Stalking has no legal definition in the UK but is widely understood to be a pattern of unwanted, fixated and obsessive behaviour which is intrusive and causes fear of violence or serious alarm or distress. Coercive control within a relationship can all too often turn to stalking if the victim ends the relationship. Although ex-partner stalking occurs outside the relationship, it is strongly linked to it—it is part of a developing pattern or course of conduct.

Stalking is unbearably distressing for the victim, who may be no safer in their home even if the perpetrator is no longer living there. While the report recommends that “if a murder takes place at the end of a relationship or when the victim has expressed the desire to end the relationship then this should be regarded as an aggravating factor”, it falls short of mentioning what happens when the victim leaves the relationship but continues to be stalked. As in Alice’s case, this is part of the continuing escalation of fixation and control that all too often precedes murder.

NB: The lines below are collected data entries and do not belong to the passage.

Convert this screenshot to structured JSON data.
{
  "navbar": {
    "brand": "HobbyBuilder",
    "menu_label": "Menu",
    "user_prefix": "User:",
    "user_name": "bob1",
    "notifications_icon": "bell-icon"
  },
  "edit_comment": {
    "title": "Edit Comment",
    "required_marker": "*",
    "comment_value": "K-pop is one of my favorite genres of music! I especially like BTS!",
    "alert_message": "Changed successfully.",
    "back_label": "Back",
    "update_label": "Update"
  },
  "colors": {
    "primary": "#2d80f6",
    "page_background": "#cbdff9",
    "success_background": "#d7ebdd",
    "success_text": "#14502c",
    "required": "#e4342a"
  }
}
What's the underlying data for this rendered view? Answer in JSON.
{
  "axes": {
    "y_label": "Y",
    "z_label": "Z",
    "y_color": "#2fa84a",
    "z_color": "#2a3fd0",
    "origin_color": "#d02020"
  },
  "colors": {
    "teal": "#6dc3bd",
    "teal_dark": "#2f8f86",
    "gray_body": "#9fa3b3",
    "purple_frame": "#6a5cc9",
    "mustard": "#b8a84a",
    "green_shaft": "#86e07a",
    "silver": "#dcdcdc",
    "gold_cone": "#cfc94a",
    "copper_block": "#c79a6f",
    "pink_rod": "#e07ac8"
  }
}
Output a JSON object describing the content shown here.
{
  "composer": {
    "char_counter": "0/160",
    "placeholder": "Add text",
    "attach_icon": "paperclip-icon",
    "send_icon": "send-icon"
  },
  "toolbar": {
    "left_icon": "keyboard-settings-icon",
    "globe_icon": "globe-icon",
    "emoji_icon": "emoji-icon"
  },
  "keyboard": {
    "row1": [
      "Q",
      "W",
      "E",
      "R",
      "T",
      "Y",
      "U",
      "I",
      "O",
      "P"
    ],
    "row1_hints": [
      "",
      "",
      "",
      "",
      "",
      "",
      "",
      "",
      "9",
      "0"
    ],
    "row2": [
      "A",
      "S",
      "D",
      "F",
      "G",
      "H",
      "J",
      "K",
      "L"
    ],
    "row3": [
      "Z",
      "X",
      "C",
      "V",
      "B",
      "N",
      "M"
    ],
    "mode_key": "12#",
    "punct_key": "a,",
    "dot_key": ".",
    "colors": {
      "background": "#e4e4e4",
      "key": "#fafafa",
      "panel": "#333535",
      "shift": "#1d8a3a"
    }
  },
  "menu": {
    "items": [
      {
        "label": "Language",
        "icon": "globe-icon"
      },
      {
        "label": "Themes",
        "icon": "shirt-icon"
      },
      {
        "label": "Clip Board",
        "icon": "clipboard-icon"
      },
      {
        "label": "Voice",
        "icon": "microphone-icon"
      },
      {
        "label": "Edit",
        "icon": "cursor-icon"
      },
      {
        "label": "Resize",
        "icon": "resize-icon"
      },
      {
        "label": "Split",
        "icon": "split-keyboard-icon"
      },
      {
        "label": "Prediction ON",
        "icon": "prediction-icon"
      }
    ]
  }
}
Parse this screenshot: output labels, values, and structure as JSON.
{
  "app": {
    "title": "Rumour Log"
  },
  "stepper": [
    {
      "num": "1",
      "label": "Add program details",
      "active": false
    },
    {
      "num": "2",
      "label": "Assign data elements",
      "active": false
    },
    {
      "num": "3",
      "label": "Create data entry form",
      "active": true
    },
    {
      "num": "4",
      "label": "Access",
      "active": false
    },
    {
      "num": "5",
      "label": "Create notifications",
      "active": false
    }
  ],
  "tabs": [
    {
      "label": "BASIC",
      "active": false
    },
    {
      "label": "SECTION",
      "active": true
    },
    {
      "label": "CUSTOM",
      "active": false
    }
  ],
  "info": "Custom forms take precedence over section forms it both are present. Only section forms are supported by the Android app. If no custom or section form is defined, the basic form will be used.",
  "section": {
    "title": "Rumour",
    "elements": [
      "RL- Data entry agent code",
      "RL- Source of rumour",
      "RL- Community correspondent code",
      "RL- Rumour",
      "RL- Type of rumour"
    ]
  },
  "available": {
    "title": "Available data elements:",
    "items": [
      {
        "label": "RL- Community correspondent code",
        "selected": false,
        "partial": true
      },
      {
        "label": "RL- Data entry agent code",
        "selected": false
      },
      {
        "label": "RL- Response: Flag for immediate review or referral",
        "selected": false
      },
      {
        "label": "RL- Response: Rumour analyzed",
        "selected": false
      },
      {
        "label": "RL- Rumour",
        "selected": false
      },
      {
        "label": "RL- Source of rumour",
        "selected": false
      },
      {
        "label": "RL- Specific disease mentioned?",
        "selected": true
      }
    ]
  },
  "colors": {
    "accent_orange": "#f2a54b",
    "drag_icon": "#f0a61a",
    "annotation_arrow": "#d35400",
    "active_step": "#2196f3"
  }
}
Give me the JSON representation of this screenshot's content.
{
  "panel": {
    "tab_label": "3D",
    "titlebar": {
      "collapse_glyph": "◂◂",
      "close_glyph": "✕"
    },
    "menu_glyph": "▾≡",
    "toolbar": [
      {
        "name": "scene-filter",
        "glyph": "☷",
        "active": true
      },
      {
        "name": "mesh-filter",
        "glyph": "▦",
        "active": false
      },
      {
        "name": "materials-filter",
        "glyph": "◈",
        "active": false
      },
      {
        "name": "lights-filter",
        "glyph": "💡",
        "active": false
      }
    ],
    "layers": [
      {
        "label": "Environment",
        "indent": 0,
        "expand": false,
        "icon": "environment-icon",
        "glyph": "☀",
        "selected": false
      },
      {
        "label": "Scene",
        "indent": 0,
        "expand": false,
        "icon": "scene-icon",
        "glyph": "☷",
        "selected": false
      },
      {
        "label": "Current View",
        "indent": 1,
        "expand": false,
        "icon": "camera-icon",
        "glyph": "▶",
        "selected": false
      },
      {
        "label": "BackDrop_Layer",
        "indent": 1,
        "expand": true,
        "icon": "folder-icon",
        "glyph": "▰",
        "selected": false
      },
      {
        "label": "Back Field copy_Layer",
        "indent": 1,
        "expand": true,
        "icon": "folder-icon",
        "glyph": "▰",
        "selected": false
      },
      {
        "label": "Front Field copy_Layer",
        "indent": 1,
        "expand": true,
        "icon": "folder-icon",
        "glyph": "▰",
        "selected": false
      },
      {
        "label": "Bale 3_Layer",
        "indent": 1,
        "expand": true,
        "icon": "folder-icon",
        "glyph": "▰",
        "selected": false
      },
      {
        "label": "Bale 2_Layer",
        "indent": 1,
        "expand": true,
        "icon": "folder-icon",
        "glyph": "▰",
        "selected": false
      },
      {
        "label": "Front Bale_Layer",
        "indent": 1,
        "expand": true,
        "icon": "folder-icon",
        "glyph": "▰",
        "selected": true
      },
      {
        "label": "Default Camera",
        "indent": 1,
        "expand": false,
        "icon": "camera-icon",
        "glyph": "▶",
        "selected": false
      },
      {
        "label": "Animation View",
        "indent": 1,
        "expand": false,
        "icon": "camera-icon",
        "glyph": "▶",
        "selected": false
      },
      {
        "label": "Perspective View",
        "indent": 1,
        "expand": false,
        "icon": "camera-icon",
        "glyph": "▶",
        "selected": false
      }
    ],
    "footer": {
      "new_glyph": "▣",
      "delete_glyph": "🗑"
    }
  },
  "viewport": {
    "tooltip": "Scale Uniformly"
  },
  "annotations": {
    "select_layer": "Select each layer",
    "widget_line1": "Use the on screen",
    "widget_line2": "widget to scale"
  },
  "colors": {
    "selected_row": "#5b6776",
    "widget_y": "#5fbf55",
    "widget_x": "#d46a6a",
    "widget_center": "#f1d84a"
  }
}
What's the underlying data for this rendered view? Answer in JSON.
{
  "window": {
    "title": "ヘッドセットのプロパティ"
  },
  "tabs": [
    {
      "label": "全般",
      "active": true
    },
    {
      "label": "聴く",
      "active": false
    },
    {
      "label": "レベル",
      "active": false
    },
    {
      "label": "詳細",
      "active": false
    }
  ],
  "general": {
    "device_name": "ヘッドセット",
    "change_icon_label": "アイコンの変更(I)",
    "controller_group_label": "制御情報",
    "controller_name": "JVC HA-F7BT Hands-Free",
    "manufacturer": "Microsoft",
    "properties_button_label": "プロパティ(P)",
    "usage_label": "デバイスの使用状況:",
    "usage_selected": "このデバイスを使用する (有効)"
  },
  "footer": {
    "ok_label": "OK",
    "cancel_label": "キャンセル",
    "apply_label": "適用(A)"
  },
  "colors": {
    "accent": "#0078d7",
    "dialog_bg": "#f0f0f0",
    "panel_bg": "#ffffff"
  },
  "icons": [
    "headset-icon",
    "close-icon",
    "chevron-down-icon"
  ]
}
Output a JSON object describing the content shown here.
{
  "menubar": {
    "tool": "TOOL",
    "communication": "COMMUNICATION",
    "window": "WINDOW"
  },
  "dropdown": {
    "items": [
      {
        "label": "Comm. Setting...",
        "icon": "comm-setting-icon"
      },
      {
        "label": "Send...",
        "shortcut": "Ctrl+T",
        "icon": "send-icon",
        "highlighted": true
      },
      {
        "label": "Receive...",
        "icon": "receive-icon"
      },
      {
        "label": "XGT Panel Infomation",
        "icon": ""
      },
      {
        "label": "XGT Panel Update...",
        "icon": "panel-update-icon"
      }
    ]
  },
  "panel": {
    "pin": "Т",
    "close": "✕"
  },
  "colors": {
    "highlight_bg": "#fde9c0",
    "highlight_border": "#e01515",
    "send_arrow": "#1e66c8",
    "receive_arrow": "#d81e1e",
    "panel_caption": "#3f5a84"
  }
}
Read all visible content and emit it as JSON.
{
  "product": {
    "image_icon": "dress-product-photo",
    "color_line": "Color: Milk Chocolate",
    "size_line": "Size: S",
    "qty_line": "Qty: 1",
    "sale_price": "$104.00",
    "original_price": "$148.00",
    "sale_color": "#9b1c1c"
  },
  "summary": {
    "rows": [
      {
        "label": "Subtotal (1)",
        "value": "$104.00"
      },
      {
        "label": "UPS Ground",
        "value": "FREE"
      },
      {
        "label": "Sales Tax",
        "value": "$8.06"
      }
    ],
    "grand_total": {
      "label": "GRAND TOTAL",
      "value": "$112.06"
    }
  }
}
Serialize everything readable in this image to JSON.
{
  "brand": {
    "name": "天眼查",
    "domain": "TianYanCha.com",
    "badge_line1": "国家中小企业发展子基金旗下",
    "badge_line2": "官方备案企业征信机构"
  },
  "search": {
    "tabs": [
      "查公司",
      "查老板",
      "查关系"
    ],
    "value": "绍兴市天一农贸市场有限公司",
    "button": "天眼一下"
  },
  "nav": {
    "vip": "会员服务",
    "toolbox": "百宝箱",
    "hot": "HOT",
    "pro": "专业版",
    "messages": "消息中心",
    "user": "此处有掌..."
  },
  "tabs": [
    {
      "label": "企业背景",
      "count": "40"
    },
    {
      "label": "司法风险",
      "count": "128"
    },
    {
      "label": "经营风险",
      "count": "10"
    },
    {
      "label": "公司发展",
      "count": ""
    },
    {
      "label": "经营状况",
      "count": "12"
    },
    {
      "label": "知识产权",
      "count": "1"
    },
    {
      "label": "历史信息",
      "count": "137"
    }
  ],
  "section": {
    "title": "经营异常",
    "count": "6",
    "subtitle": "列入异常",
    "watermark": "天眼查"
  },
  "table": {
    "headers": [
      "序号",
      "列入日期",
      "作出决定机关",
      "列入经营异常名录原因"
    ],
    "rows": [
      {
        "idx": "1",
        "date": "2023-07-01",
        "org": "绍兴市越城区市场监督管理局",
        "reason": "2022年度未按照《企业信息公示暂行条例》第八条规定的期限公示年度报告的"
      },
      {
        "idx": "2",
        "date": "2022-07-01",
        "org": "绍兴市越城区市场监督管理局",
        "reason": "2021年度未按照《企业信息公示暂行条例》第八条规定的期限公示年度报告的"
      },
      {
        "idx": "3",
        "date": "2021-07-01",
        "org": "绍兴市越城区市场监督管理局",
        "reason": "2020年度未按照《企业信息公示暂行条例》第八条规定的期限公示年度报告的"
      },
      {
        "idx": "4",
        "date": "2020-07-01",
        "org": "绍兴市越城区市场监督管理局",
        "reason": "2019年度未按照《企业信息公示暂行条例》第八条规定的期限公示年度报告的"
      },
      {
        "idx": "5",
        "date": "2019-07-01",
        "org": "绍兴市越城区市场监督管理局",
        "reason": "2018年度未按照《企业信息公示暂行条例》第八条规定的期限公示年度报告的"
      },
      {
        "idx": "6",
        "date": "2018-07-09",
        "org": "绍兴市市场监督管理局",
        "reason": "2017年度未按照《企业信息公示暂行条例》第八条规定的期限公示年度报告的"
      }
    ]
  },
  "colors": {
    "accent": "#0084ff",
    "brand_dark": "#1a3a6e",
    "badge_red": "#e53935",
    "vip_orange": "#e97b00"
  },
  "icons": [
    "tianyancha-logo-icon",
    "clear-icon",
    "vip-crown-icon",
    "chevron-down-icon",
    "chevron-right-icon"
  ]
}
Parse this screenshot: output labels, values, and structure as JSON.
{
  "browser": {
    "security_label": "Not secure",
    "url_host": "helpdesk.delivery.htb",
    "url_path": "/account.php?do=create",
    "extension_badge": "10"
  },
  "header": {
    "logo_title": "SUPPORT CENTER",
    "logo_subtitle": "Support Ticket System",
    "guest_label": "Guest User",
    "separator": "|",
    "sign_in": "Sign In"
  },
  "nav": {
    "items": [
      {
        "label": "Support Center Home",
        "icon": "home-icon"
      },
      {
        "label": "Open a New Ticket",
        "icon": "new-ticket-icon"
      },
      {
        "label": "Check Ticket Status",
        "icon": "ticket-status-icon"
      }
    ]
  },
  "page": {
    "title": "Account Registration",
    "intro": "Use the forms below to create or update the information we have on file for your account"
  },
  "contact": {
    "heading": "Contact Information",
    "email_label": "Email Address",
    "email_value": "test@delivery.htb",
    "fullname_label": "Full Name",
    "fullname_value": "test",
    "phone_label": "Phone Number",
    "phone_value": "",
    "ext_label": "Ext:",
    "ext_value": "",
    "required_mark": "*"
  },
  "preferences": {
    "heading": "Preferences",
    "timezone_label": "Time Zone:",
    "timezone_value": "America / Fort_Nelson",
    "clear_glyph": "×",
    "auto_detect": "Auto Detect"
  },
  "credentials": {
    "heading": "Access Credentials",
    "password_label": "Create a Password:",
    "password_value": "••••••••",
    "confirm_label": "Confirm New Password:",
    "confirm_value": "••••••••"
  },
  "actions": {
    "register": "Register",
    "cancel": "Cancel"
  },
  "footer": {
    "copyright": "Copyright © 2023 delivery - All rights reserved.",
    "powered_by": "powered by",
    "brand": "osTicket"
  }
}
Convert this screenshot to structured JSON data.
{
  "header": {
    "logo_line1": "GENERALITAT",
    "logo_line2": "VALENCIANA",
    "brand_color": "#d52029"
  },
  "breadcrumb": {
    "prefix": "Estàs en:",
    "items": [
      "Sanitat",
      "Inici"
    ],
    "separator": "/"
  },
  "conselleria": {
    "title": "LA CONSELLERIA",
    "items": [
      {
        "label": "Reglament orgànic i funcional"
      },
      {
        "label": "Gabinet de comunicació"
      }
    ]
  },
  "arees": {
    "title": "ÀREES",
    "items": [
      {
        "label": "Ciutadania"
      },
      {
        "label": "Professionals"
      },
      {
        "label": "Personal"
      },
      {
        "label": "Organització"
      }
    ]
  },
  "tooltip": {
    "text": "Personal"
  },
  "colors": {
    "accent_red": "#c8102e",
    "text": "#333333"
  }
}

Dominic Raab was reported as saying that the government will “introduce a statutory aggravating factor as soon as possible that would lift sentences by up to two years or potentially more” (The Guardian, 17 March 2023). This is not enough. We must redress the current situation where a domestic killer typically faces a decade less in prison than one outside the home.


It’s not difficult!

Legally, all that is required is a simple amendment to schedule 21 of the Sentencing Act 2000, creating a new sub paragraph in sub paragraph 3 (2) reading “the killing was carried out in a period of stalking or coercive control”. This would nominate stalking and coercive control as an aggravating feature and thus attracting a starting point of 25 years.


While we press for this, we acknowledge that recognition of stalking remains poor. For this reason, understanding the victim’s experiences in the context of murders by partners or ex-partners is of the utmost importance.